Delinquent first-mortgage balances sank to $500 billion in March, the lowest since January 2009, according to Equifax’s (EFX) March National Consumer Credit Trends report.

The report, a joint product of Equifax and Moody’s Analytics (MCO), showed 49.5 million outstanding first mortgages, marking an 11% decrease from the peak of more than 55 million in March 2008. These balances were 3.5% lower than last March and have now posted year-over-year declines for the last 36 months.

The report indicates the decline was caused by high foreclosures and loan payoffs as well as low homebuyer demand.

“The residual effect from the recession and housing bust continues to be an obstacle for both lenders and borrowers in the housing market,” said Equifax Chief Economist Amy Crews Cutts. “We’re seeing effects of the economic recovery within existing accounts in the form of fewer delinquencies and foreclosures, but not a substantial amount of new activity as home sales and resulting new-home financing fail to keep pace with payoffs and foreclosures.”
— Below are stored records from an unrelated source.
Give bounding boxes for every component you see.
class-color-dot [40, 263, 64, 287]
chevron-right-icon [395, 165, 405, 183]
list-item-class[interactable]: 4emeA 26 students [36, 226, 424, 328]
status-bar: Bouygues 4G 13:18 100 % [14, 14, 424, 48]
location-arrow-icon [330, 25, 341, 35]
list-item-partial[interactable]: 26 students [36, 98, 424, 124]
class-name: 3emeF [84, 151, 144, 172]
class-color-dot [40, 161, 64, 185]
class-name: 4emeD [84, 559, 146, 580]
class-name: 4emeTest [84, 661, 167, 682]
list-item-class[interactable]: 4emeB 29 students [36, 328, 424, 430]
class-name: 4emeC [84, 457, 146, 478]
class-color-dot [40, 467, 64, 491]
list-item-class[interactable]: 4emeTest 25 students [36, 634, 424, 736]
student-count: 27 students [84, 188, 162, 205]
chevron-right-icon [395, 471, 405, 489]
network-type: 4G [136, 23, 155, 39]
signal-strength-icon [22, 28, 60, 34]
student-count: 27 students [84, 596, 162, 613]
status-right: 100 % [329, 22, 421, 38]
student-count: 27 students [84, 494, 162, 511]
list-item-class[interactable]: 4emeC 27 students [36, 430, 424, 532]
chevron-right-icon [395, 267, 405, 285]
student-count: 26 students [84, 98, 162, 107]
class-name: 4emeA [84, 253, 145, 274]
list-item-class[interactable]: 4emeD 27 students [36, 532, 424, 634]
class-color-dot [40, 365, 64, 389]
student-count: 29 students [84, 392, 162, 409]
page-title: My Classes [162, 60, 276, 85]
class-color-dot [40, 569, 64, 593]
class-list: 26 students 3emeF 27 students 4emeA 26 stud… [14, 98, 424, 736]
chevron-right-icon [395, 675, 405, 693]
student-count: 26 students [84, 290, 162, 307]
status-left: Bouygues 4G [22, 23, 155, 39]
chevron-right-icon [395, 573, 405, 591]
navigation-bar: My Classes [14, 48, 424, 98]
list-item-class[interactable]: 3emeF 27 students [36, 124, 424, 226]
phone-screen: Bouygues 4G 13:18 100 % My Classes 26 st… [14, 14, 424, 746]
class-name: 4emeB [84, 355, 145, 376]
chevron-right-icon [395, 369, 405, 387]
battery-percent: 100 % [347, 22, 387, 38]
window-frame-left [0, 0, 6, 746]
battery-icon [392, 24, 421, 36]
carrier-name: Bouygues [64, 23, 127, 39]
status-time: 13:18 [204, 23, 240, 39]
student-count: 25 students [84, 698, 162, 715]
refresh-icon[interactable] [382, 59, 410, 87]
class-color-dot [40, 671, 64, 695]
For delinquencies within existing home equity credit lines, 79% came from loans originated from 2005 to 2007. The number of revolving home equity loans is at a five-year low, with 11.6 million outstanding as of March 2012.

Home equity installment balances have dropped 46%, down to $150 billion in March 2012 from $275 billion in March 2008. In March 2011, delinquent balances in foreclosure totaled nearly $862 million. In March 2012, that number had decreased nearly 30% to $604 million, the lowest since mid-2007, and marking a 14% decrease from March 2011.